Já admirado com a perseverança, com a obstinação e a fortaleza de caráter destes colonizadores, o estudante cafuzo continuará percorrendo as páginas do livro, quase sem encontrar referências aos seus antepassados índios e negros. Até chegar ao seguinte educativo texto, onde a autora, finalmente, comenta a contribuição de outras etnias a esta comunidade:

“Nota-se, contudo, a falta de um maior acervo cultural, nas populações, por terem sido os nossos antepassados mais obreiros. O pouco cultivo das mais puras tradições ocasionou o fato de a nossa comunidade se expandir em torno do setor secundário. Voltou-se ela para a industrialização e este fato acarretou, para o município, um contingente humano flutuante, grande parte mestiços, que vieram em busca de trabalho, ingressando no grande número de indústrias do município como operários. Esta gama de população, não sendo muitas vezes fixa, alimentando outros princípios e tradições e, muitas vezes, desconhecendo as suas próprias origens, pelo baixo padrão cultural, conviveu e convive na comunidade, influenciando-a profundamente ”. SCHÜTZ (1976, p. 82).

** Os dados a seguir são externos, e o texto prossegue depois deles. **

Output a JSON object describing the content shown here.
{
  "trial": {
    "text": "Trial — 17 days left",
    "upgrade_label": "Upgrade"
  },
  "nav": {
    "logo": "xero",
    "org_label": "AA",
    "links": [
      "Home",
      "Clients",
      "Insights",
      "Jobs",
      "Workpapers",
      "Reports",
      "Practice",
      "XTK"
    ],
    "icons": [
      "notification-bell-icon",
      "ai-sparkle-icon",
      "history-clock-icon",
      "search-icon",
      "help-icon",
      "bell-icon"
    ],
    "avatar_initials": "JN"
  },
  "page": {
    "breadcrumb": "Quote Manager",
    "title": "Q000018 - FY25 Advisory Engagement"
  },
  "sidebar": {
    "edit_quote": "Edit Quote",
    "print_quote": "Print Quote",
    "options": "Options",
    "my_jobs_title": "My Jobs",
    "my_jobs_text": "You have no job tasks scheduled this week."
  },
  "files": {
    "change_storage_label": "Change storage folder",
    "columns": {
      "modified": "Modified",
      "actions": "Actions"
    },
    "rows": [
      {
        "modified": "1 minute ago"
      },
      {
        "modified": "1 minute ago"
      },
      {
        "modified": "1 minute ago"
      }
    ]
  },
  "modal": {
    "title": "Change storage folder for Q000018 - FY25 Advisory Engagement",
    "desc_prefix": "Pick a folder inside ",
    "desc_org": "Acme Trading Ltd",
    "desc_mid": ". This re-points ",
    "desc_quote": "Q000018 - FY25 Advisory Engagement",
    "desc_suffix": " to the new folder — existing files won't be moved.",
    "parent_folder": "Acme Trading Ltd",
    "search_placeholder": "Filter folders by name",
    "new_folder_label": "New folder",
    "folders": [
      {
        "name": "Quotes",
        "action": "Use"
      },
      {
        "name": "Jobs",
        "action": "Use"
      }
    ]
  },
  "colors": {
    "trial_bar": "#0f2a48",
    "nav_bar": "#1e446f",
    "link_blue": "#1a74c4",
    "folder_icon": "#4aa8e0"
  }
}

É pouco, mas o estudante cafuzo já tem alguma informação sobre a importância histórica de seus antepassados em Novo Hamburgo. Os índios não souberam utilizar a terra. Os negros, por sua vez, lembrados eufemisticamente apenas como “mestiços”, contribuíram para limitar o desenvolvimento cultural da cidade.

Perseverante, o cafuzo curioso continuará sua busca, instruindo-se através de uma obra muito freqüentemente citada em sua primeira leitura, “Novo Hamburgo: O florescente município do Vale do Rio dos Sinos”, de Leopoldo Petry. O título já antecipa o comprometimento do autor e sua intenção de louvar as virtudes da cidade. Novamente, o estudante lerá muitas páginas dedicadas ao enaltecimento do imigrante alemão e sua capacidade de enfrentar e superar as imensas dificuldades que encontrou ao estabelecer-se em terra estranha.

Alguma referência encontrará sobre outras etnias. Sobre os indígenas, por exemplo, o autor ensina:

“Com a chegada do homem branco, os indígenas da região colonial foram se retirando mais para o interior das selvas, donde, por algum tempo, ainda inquietaram os imigrantes, tendo mesmo morto e aprisionado alguns deles. No entanto, com o desenvolvimento da colonização, esse perigo desapareceu de todo. Também, na margem esquerda do rio do Sinos, viviam numerosos descendentes de indígenas, os quais, porém, na época da chegada dos colonos alemães, já estavam civilizados. Eram os moradores de Santa Maria do Butiá, também conhecida pelo nome de Santa Maria dos Caboclos; não hostilizaram os imigrantes alemães, mas, com eles, viviam em boa harmonia.” PETRY (1963, p. 26).


Privilégios do imigrante alemão no Brasil

Petry oferece também alguma informação sobre raras famílias de colonos italianos que se instalaram no município e um rápido relato sobre açorianos estabelecidos na área onde hoje se localiza o bairro Rincão:

“No mesmo ano da vinda dos colonos alemães, em 1824, também foi povoado, neste município, o Rincão dos Ilhéus, com 9 famílias de imigrantes, composta ao todo de 48 pessoas, vindos das ilhas dos Açores, em fins do século XVIII... “Essa colonização de ilhéus, ao contrário do que acontecia com os açorianos de outras zonas, pouco se desenvolveu. Apesar de trabalhadores e ordeiros, não prosperaram, pois, tendo vindo de zonas onde a vida, os costumes, os métodos de lavoura e as culturas diferiam substancialmente das condições predominantes em nossa zona rural daquela época, a maioria deles não conseguiu adaptar-se ao novo meio, e, sem assistência por parte dos poderes públicos, alguns se retiraram para outros centros...” PETRY (1963, p. 26 e 27).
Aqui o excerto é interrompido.